Birini yavaş yavaş unuttuğunun bilincine vardığın anların sıkıntısından bahsediyorum.
O kişinin parça parça silinip alakasız hatıraların arasına karışmasından bahsediyorum.
Belki de neden bahsettiğimi bilmiyorum, sadece üzülüyorum, vasıfsız keder."
“Belki dersten sonra beş on dakika vakti olur, balkonda oturur çekirdek çitleriz, ice-tea içeriz. Sonra çıkarız, otobüs durağına kadar geçiririm kendisini. Otobüse biner, öğrenci kartını gösterir, otobüs hareket ettiğinde acaba hala durakta bekliyor muyum diye bakar, el sallarım, gülümser. Alçak gönüllü arzular işte, olduğu kadar.”

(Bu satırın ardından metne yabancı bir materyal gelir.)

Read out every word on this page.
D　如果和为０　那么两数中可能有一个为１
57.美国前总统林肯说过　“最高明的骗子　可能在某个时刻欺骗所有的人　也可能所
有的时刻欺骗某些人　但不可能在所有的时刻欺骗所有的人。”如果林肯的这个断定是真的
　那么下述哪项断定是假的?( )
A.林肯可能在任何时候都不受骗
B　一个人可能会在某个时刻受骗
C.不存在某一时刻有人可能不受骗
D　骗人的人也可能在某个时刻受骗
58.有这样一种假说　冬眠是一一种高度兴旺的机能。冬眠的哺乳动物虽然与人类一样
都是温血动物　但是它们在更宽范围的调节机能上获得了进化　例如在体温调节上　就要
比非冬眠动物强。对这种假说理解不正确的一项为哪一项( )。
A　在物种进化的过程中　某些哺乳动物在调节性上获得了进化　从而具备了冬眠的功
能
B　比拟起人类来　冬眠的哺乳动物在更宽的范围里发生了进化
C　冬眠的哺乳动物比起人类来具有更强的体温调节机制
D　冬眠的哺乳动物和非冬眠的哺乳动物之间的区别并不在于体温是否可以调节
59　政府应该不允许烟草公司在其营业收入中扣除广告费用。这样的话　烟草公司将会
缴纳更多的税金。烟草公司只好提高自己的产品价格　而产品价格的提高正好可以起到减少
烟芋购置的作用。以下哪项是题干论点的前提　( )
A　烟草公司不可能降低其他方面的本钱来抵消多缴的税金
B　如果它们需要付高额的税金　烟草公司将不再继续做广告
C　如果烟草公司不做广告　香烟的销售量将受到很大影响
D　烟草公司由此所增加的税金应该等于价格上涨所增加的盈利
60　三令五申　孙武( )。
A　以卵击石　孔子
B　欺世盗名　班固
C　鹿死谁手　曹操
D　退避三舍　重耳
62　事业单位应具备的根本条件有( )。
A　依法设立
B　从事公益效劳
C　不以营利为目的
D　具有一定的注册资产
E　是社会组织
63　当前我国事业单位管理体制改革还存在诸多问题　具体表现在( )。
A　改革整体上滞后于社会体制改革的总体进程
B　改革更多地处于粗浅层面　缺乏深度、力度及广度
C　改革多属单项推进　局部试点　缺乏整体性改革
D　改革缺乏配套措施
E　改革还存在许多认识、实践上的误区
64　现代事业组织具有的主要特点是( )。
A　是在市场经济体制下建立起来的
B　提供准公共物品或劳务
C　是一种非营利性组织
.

"Bu hayatta rastgele çevirdiği telefon numaralarında karşısına çıkan seslerden başka kimsesi kalmamış birisiyim. Belki de ben senin şuuraltınım."
“Beni boş ver. Konu ben değilim ki. Hiçbir zaman da olmadım. Asıl sen kimsin? Senin heyecanların neler, tutkuların neler? Hayal kırıklıkların neler? Şu hayatta başın sıkıştığında ilk kimi ararsın? Seni karşılıksız seven insan kimdir, ne bok yersen ye seni bağrına basacak olan kimdir? Eğer böyle biri varsa bu akşam onu ara, halini hatırını sor bu vesileyle. Yoksa sen de bir gün benim gibi yapayalnız kaldığında, ufacık bir şeyi danışmak için bile arayacak kimseyi bulamazsın. Bu sözlerimi harcanmış yılların manifestosu olarak kabul edebilirsin. Çünkü tecrübe ıstıraptır güzelim ve zannettiğinden daha fazla ıstırap çektim. İstersen sonra yine araşalım, daha 64 dakika bedava konuşma hakkım var çünkü.”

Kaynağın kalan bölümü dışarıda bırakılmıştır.